Description | Value | |
Average length of stay | 3.8[16] | |
Large urban labor-related rate | $2,809.18 | |
Large urban non-labor-related | $1,141.85 | |
Wage index | 1.4193 | |
Standard Federal Rate: labor * wage index + non-labor rate | $5,128.92 | |
DRG relative weight (RW) factor | 1.8128 | |
Weighted payment: Standard Federal Rate * DRG RW | $9,297.71 | |
Disproportionate Share Payment (DSH) | 0.1413 | |
Indirect medical education (IME) | 0.0744 | |
Total cost outlier reimbursement | $0 | |
Total operating payment: Weighted payment * (1 + IME + DSH) | $11,303.23 |
Name | Version | Start date | Notes | |
---|---|---|---|---|
MS-DRG | 25 | October 1, 2007 | Group numbers resequenced, so that for instance "Ungroupable" is no longer 470 but is now 999. To differentiate it, the newly resequenced DRG are now known as MS-DRG. Before the introduction of version 25, many CMS DRG classifications were "paired" to reflect the presence of complications or comorbidities (CCs).
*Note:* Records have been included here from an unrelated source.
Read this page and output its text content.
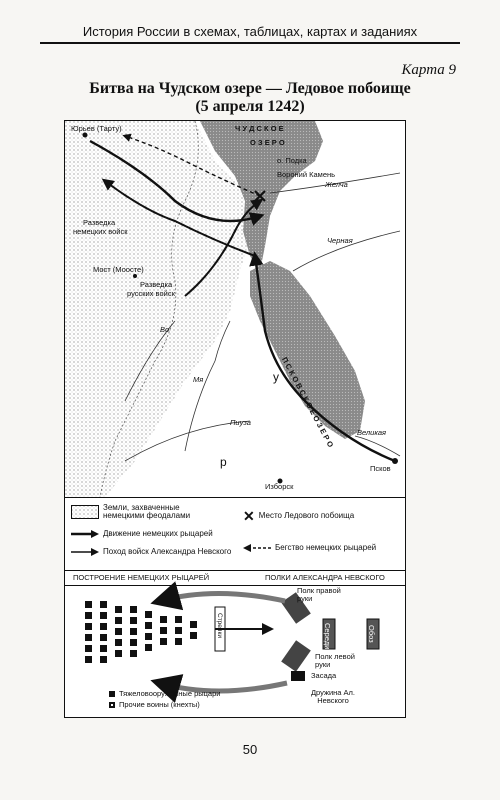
История России в схемах, таблицах, картах и заданиях
Карта 9
Битва на Чудском озере — Ледовое побоище
(5 апреля 1242)
Юрьев (Тарту)	Ч У Д С К О Е
О З Е Р О
о. Подка
Вороний Камень
Желча
Разведка
немецких войск
Мост (Моосте)
Разведка
русских войск
Черная
П С К О В С К О Е О З Е Р О	Великая
Псков
Изборск
Во
Мя
Пиуза
р
у
Земли, захваченные немецкими феодалами	✕ Место Ледового побоища
Движение немецких рыцарей
Поход войск Александра Невского	Бегство немецких рыцарей
ПОСТРОЕНИЕ НЕМЕЦКИХ РЫЦАРЕЙ	ПОЛКИ АЛЕКСАНДРА НЕВСКОГО
Полк правой руки
Середина	Обоз
Полк левой руки
Засада
Дружина Ал. Невского
Стрелки
Тяжеловооружённые рыцари
Прочие воины (кнехты)
50
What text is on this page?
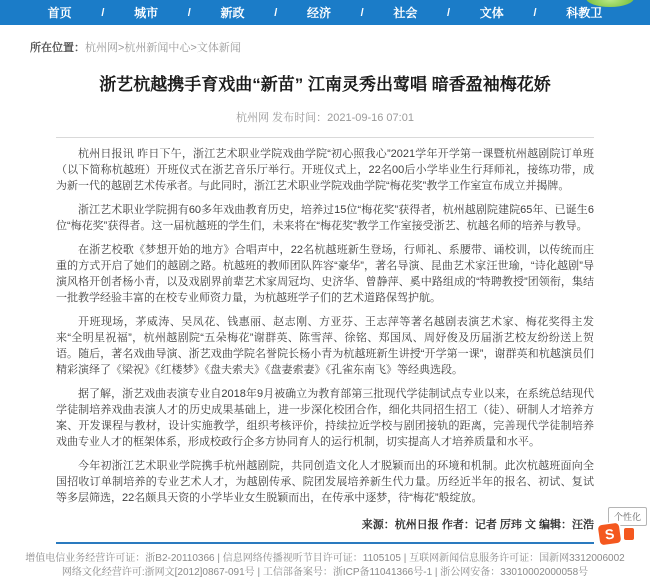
首页	/ 城市	/ 新政	/ 经济	/ 社会	/ 文体	/ 科教卫
所在位置：杭州网>杭州新闻中心>文体新闻
浙艺杭越携手育戏曲“新苗” 江南灵秀出莺唱 暗香盈袖梅花娇
杭州网 发布时间：2021-09-16 07:01

杭州日报讯 昨日下午，浙江艺术职业学院戏曲学院“初心照我心”2021学年开学第一课暨杭州越剧院订单班（以下简称杭越班）开班仪式在浙艺音乐厅举行。开班仪式上，22名00后小学毕业生行拜师礼，接练功带，成为新一代的越剧艺术传承者。与此同时，浙江艺术职业学院戏曲学院“梅花奖”教学工作室宣布成立并揭牌。

浙江艺术职业学院拥有60多年戏曲教育历史，培养过15位“梅花奖”获得者，杭州越剧院建院65年、已诞生6位“梅花奖”获得者。这一届杭越班的学生们，未来将在“梅花奖”教学工作室接受浙艺、杭越名师的培养与教导。

在浙艺校歌《梦想开始的地方》合唱声中，22名杭越班新生登场，行师礼、系腰带、诵校训，以传统而庄重的方式开启了她们的越剧之路。杭越班的教师团队阵容“豪华”，著名导演、昆曲艺术家汪世瑜，“诗化越剧”导演风格开创者杨小青，以及戏剧界前辈艺术家周冠均、史济华、曾静萍、奚中路组成的“特聘教授”团领衔，集结一批教学经验丰富的在校专业师资力量，为杭越班学子们的艺术道路保驾护航。

开班现场，茅威涛、吴凤花、钱惠丽、赵志刚、方亚芬、王志萍等著名越剧表演艺术家、梅花奖得主发来“全明星祝福”，杭州越剧院“五朵梅花”谢群英、陈雪萍、徐铭、郑国凤、周妤俊及历届浙艺校友纷纷送上贺语。随后，著名戏曲导演、浙艺戏曲学院名誉院长杨小青为杭越班新生讲授“开学第一课”，谢群英和杭越演员们精彩演绎了《梁祝》《红楼梦》《盘夫索夫》《盘妻索妻》《孔雀东南飞》等经典选段。

据了解，浙艺戏曲表演专业自2018年9月被确立为教育部第三批现代学徒制试点专业以来，在系统总结现代学徒制培养戏曲表演人才的历史成果基础上，进一步深化校团合作，细化共同招生招工（徒）、研制人才培养方案、开发课程与教材，设计实施教学，组织考核评价，持续拉近学校与剧团接轨的距离，完善现代学徒制培养戏曲专业人才的框架体系，形成校政行企多方协同育人的运行机制，切实提高人才培养质量和水平。

今年初浙江艺术职业学院携手杭州越剧院，共同创造文化人才脱颖而出的环境和机制。此次杭越班面向全国招收订单制培养的专业艺术人才，为越剧传承、院团发展培养新生代力量。历经近半年的报名、初试、复试等多层筛选，22名颇具天资的小学毕业女生脱颖而出，在传承中逐梦，待“梅花”般绽放。

来源：杭州日报 作者：记者 厉玮 文 编辑：汪浩
增值电信业务经营许可证：浙B2-20110366 | 信息网络传播视听节目许可证：1105105 | 互联网新闻信息服务许可证：国新网3312006002
网络文化经营许可:浙网文[2012]0867-091号 | 工信部备案号：浙ICP备11041366号-1 | 浙公网安备：33010002000058号
个性化
S
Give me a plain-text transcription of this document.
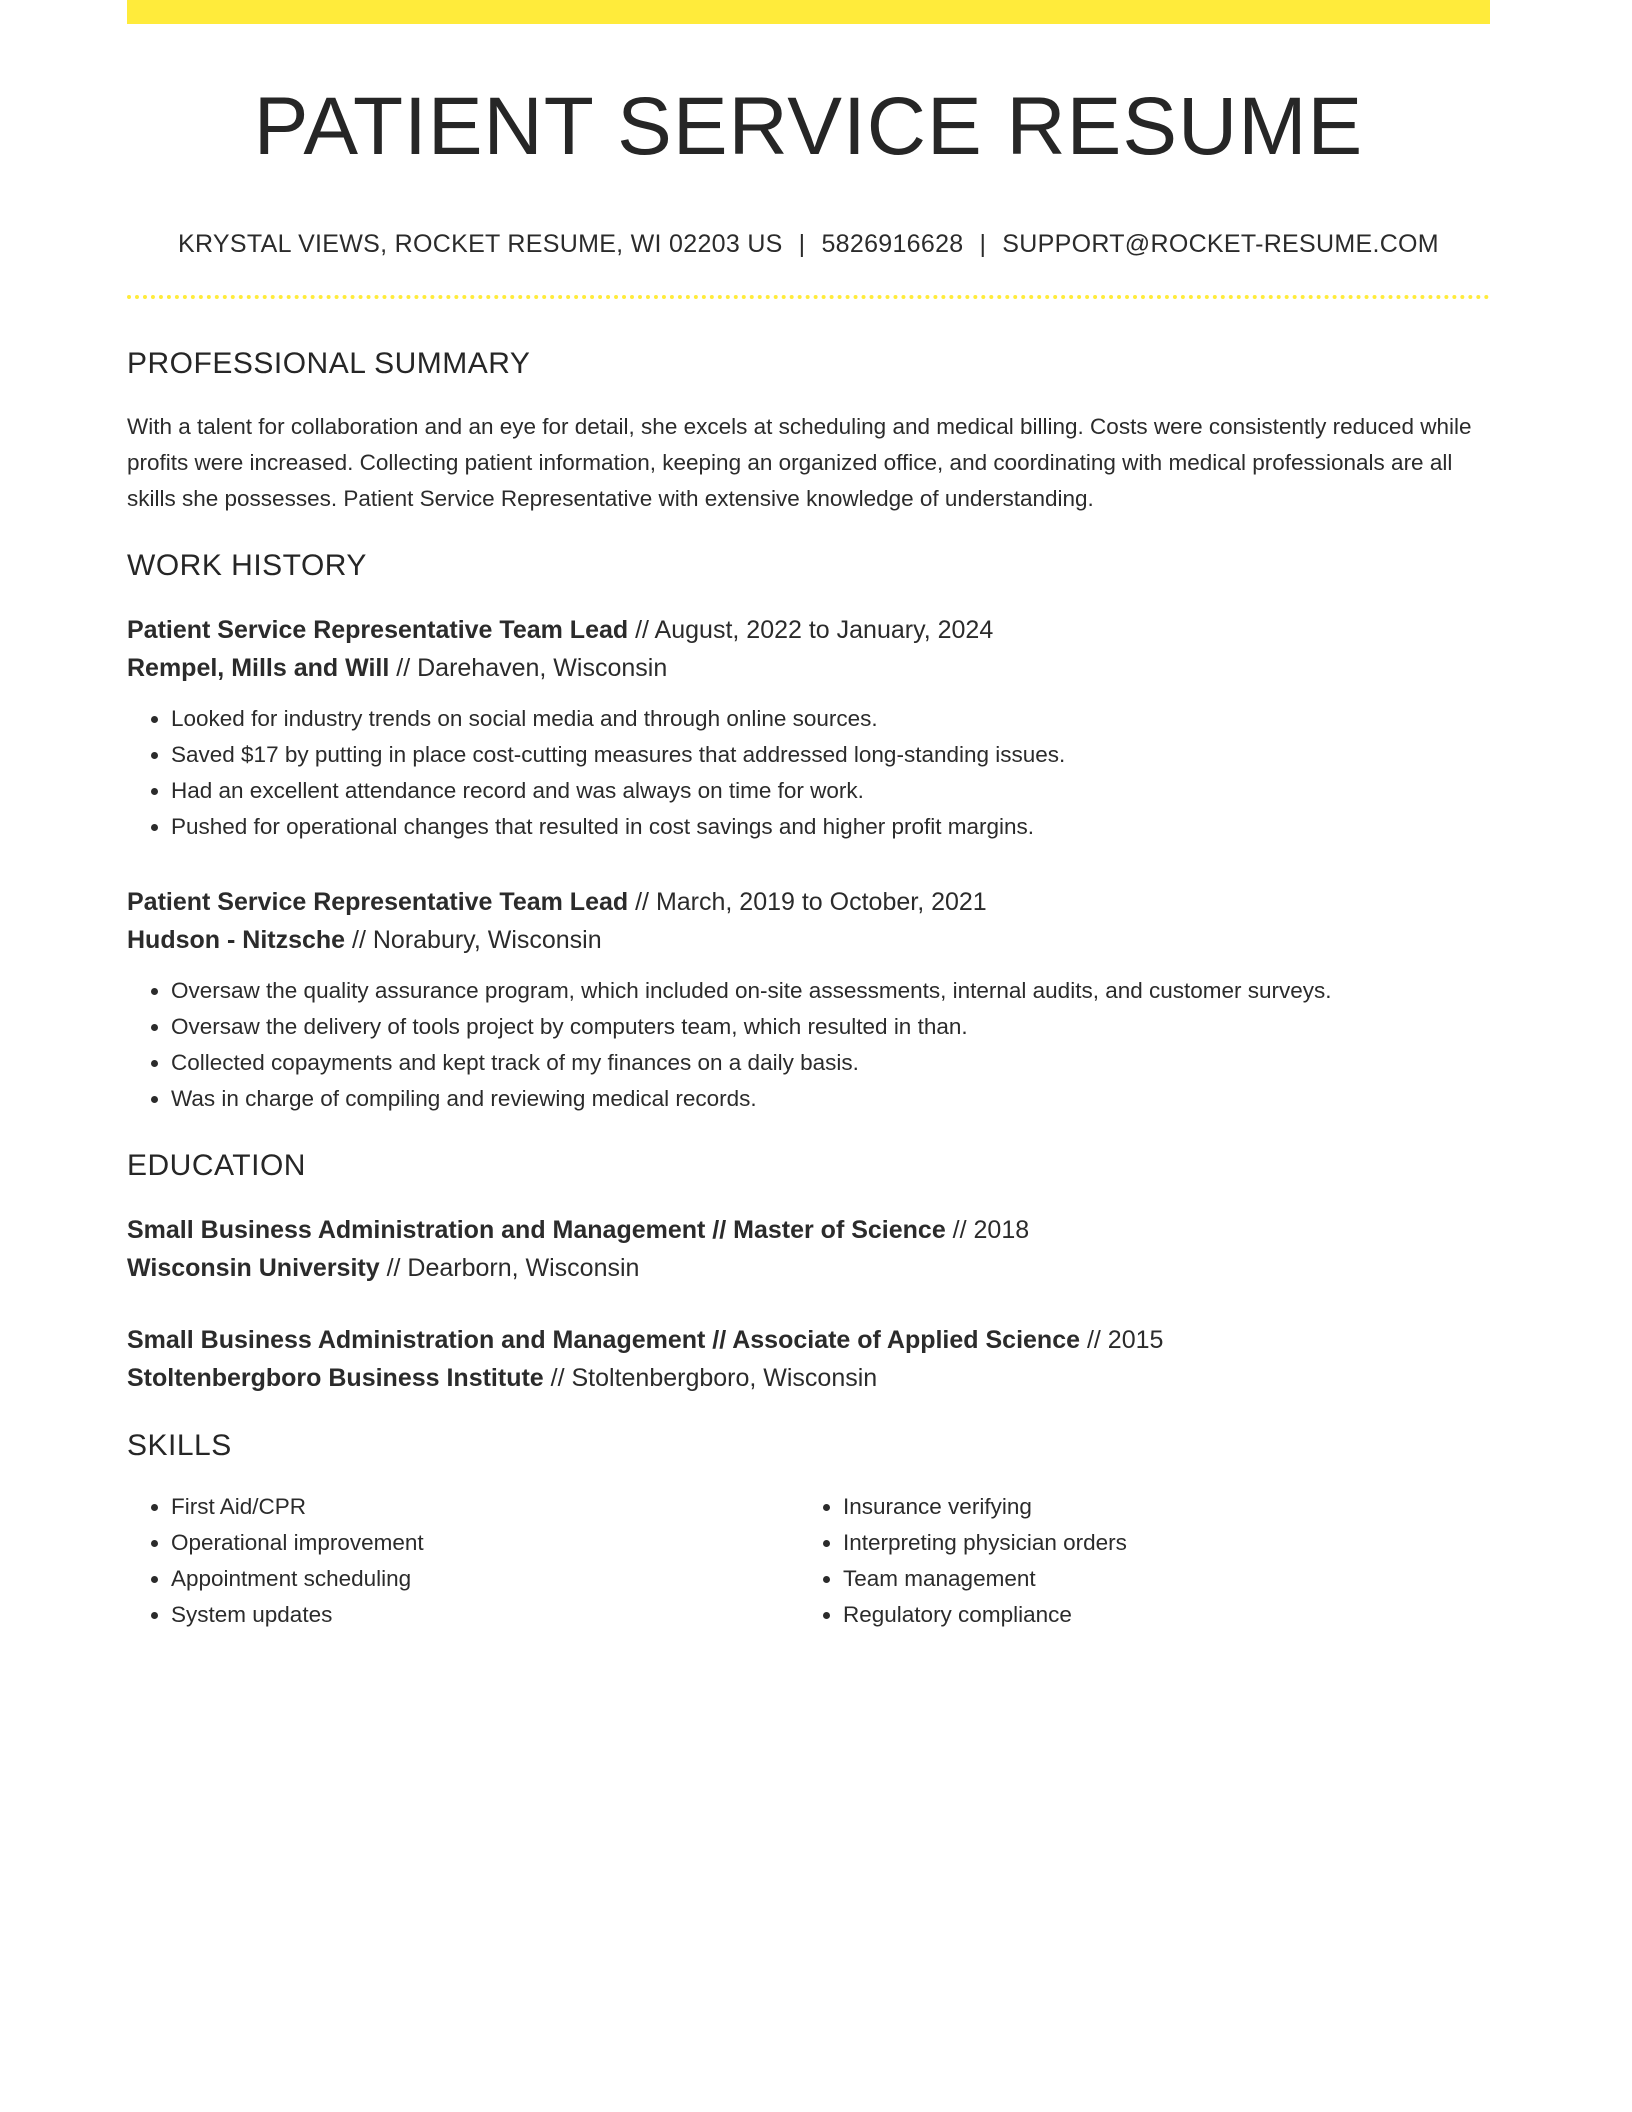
PATIENT SERVICE RESUME
KRYSTAL VIEWS, ROCKET RESUME, WI 02203 US | 5826916628 | SUPPORT@ROCKET-RESUME.COM
PROFESSIONAL SUMMARY

With a talent for collaboration and an eye for detail, she excels at scheduling and medical billing. Costs were consistently reduced while profits were increased. Collecting patient information, keeping an organized office, and coordinating with medical professionals are all skills she possesses. Patient Service Representative with extensive knowledge of understanding.

WORK HISTORY
Patient Service Representative Team Lead // August, 2022 to January, 2024
Rempel, Mills and Will // Darehaven, Wisconsin
• Looked for industry trends on social media and through online sources.
• Saved $17 by putting in place cost-cutting measures that addressed long-standing issues.
• Had an excellent attendance record and was always on time for work.
• Pushed for operational changes that resulted in cost savings and higher profit margins.
Patient Service Representative Team Lead // March, 2019 to October, 2021
Hudson - Nitzsche // Norabury, Wisconsin
• Oversaw the quality assurance program, which included on-site assessments, internal audits, and customer surveys.
• Oversaw the delivery of tools project by computers team, which resulted in than.
• Collected copayments and kept track of my finances on a daily basis.
• Was in charge of compiling and reviewing medical records.
EDUCATION
Small Business Administration and Management // Master of Science // 2018
Wisconsin University // Dearborn, Wisconsin
Small Business Administration and Management // Associate of Applied Science // 2015
Stoltenbergboro Business Institute // Stoltenbergboro, Wisconsin
SKILLS
• First Aid/CPR
• Operational improvement
• Appointment scheduling
• System updates
• Insurance verifying
• Interpreting physician orders
• Team management
• Regulatory compliance
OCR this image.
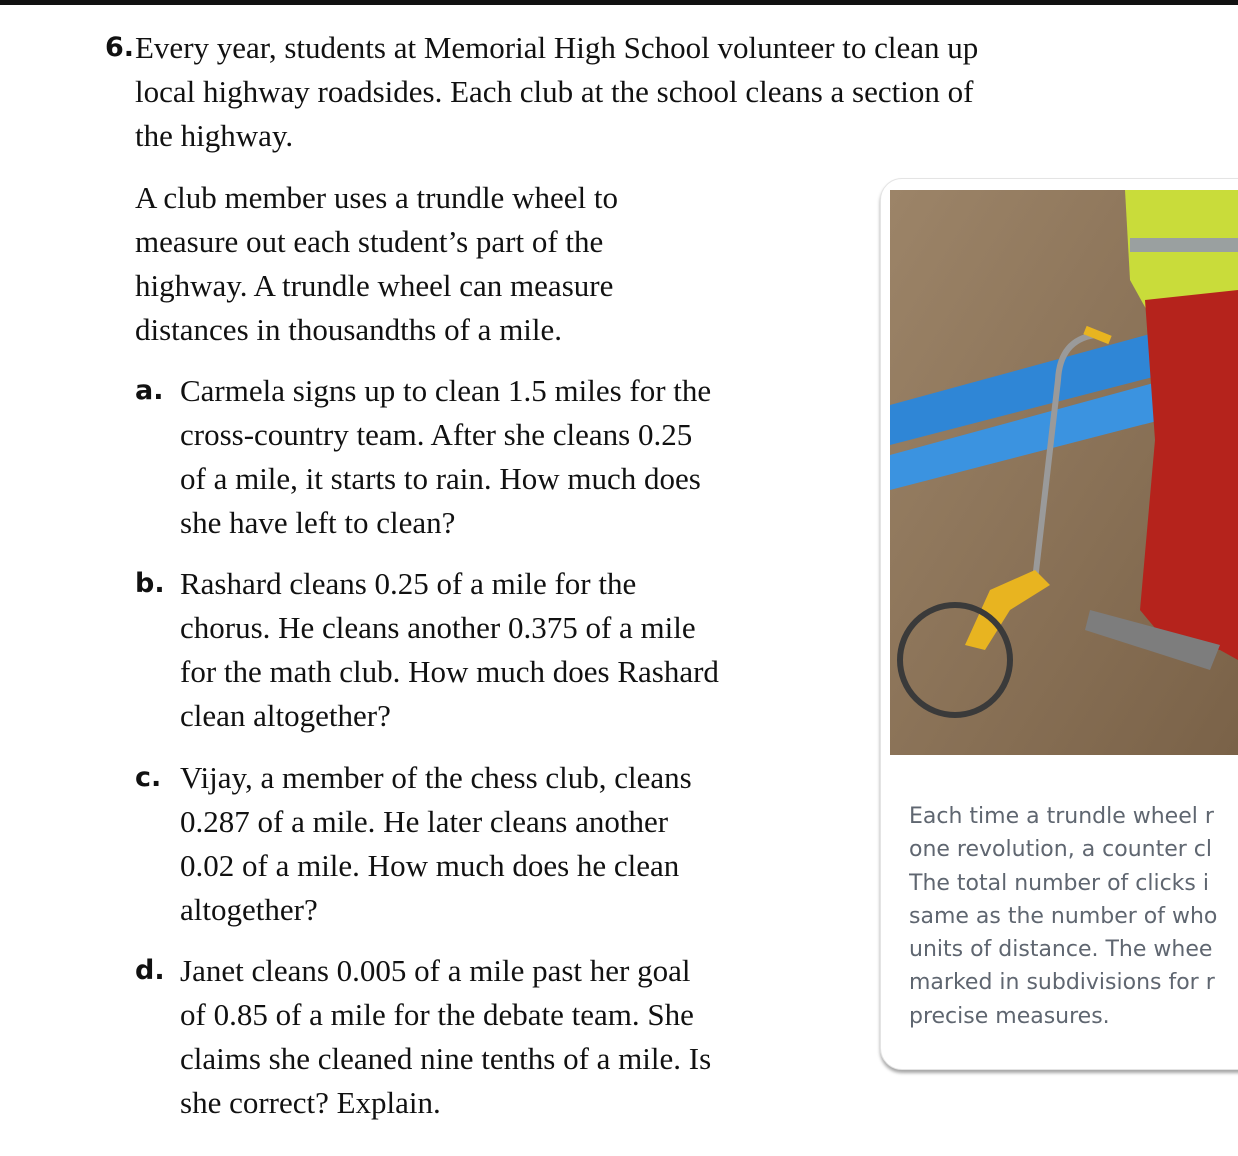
6. Every year, students at Memorial High School volunteer to clean up
local highway roadsides. Each club at the school cleans a section of
the highway.
A club member uses a trundle wheel to
measure out each student’s part of the
highway. A trundle wheel can measure
distances in thousandths of a mile.
a. Carmela signs up to clean 1.5 miles for the
cross-country team. After she cleans 0.25
of a mile, it starts to rain. How much does
she have left to clean?
b. Rashard cleans 0.25 of a mile for the
chorus. He cleans another 0.375 of a mile
for the math club. How much does Rashard
clean altogether?
c. Vijay, a member of the chess club, cleans
0.287 of a mile. He later cleans another
0.02 of a mile. How much does he clean
altogether?
d. Janet cleans 0.005 of a mile past her goal
of 0.85 of a mile for the debate team. She
claims she cleaned nine tenths of a mile. Is
she correct? Explain.
Each time a trundle wheel r
one revolution, a counter cl
The total number of clicks i
same as the number of who
units of distance. The whee
marked in subdivisions for r
precise measures.
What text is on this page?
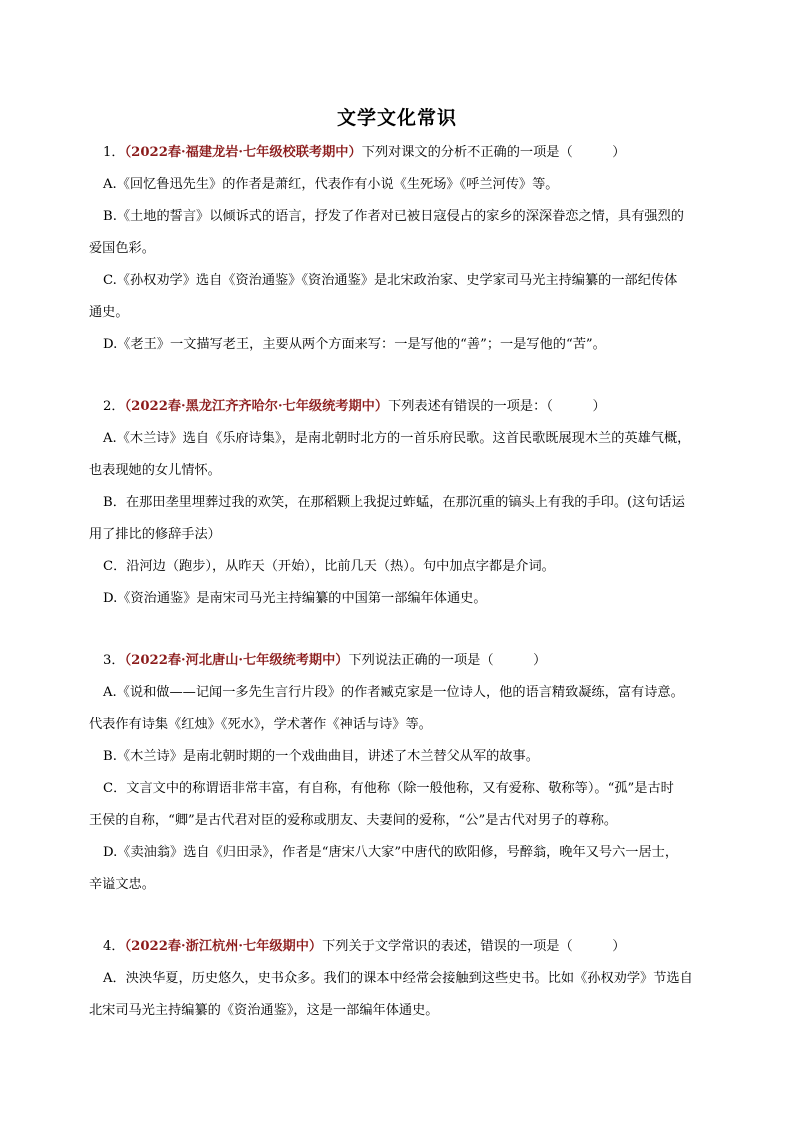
文学文化常识
1．（2022春·福建龙岩·七年级校联考期中）下列对课文的分析不正确的一项是（　　　）
A.《回忆鲁迅先生》的作者是萧红，代表作有小说《生死场》《呼兰河传》等。
B.《土地的誓言》以倾诉式的语言，抒发了作者对已被日寇侵占的家乡的深深眷恋之情，具有强烈的
爱国色彩。
C.《孙权劝学》选自《资治通鉴》《资治通鉴》是北宋政治家、史学家司马光主持编纂的一部纪传体
通史。
D.《老王》一文描写老王，主要从两个方面来写：一是写他的“善”；一是写他的“苦”。
2．（2022春·黑龙江齐齐哈尔·七年级统考期中）下列表述有错误的一项是：（　　　）
A.《木兰诗》选自《乐府诗集》，是南北朝时北方的一首乐府民歌。这首民歌既展现木兰的英雄气概，
也表现她的女儿情怀。
B．在那田垄里埋葬过我的欢笑，在那稻颗上我捉过蚱蜢，在那沉重的镐头上有我的手印。(这句话运
用了排比的修辞手法）
C．沿河边（跑步），从昨天（开始），比前几天（热）。句中加点字都是介词。
D.《资治通鉴》是南宋司马光主持编纂的中国第一部编年体通史。
3．（2022春·河北唐山·七年级统考期中）下列说法正确的一项是（　　　）
A.《说和做——记闻一多先生言行片段》的作者臧克家是一位诗人，他的语言精致凝练，富有诗意。
代表作有诗集《红烛》《死水》，学术著作《神话与诗》等。
B.《木兰诗》是南北朝时期的一个戏曲曲目，讲述了木兰替父从军的故事。
C．文言文中的称谓语非常丰富，有自称，有他称（除一般他称，又有爱称、敬称等）。“孤”是古时
王侯的自称，“卿”是古代君对臣的爱称或朋友、夫妻间的爱称，“公”是古代对男子的尊称。
D.《卖油翁》选自《归田录》，作者是“唐宋八大家”中唐代的欧阳修，号醉翁，晚年又号六一居士，
辛谥文忠。
4．（2022春·浙江杭州·七年级期中）下列关于文学常识的表述，错误的一项是（　　　）
A．泱泱华夏，历史悠久，史书众多。我们的课本中经常会接触到这些史书。比如《孙权劝学》节选自
北宋司马光主持编纂的《资治通鉴》，这是一部编年体通史。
A significant refinement of version 25 was to replace this pairing, in many instances, with a trifurcated design that created a tiered system of the absence of CCs, the presence of CCs, and a higher level of presence of Major CCs. As a result of this change, the historical list of diagnoses that qualified for membership on the CC list was substantially redefined and replaced with a new standard CC list and a new Major CC list. Another planning refinement was not to number the DRGs in strict numerical sequence as compared with the prior versions. In the past, newly created DRG classifications would be added to the end of the list. In version 25, there are gaps within the numbering system that will allow modifications over time, and also allow for new MS-DRGs in the same body system to be located more closely together in the numerical sequence. | |
MS-DRG | 26 | October 1, 2008 | One main change: implementation of Hospital Acquired Conditions (HAC). Certain conditions are no longer considered complications if they were not present on admission (POA), which will cause reduced reimbursement from Medicare for conditions apparently caused by the hospital. | |
MS-DRG | 27 | October 1, 2009 | Changes involved are mainly related to Influenza A virus subtype H1N1. | |
MS-DRG | 31 | October 1, 2013 | ||
MS-DRG | 32 | October 1, 2014 | ||
MS-DRG | 33 | October 1, 2015 | Convert from ICD-9-CM to ICD-10-CM.[17] | |
MS-DRG | 34 | October 1, 2016 | Address ICD-10 replication issues introduced in Grouper 33.[18] As of March 2017 NTIS.gov no longer lists MS-DRG software, and Grouper 34 can now be directly downloaded from CMS.[19] Version 34 was revised twice to address replication issues, making the final release for fiscal year 2017 version 34 R3. | |
MS-DRG | 35 | October 1, 2017 | MS-DRGs 984 through 986 deleted and reassigned to 987 through 989.[20] Diagnosis codes relating to swallowing eye drops moved from DRGs 124-125 (Other Disorders of the Eye) to 917-918 (Poisoning and Toxic Effects of Drugs).[21] Grouper 34 issue addressed relating to the 7th character of prosthetic/implant diagnosis codes in the T85.8-series indicating "initial encounter", "subsequent encounter" and "sequel".[22] Numerous other changes.".[23] |
DRGs and similar systems have expanded internationally; for example, in Europe some countries imported the scheme from US or Australia, and in other cases they were developed independently.[24] In England, a similar set of codes exist called Health Resource Groups.[25] As of 2018, Asian countries such as South Korea, Japan, and Thailand have limited adoption of DRGs.[26] Latin American countries use a DRG system adapted to regionally extended medical classifications and nomenclatures. This DRG system is called AVEDIAN DRG GROUPER (LAT-GRC).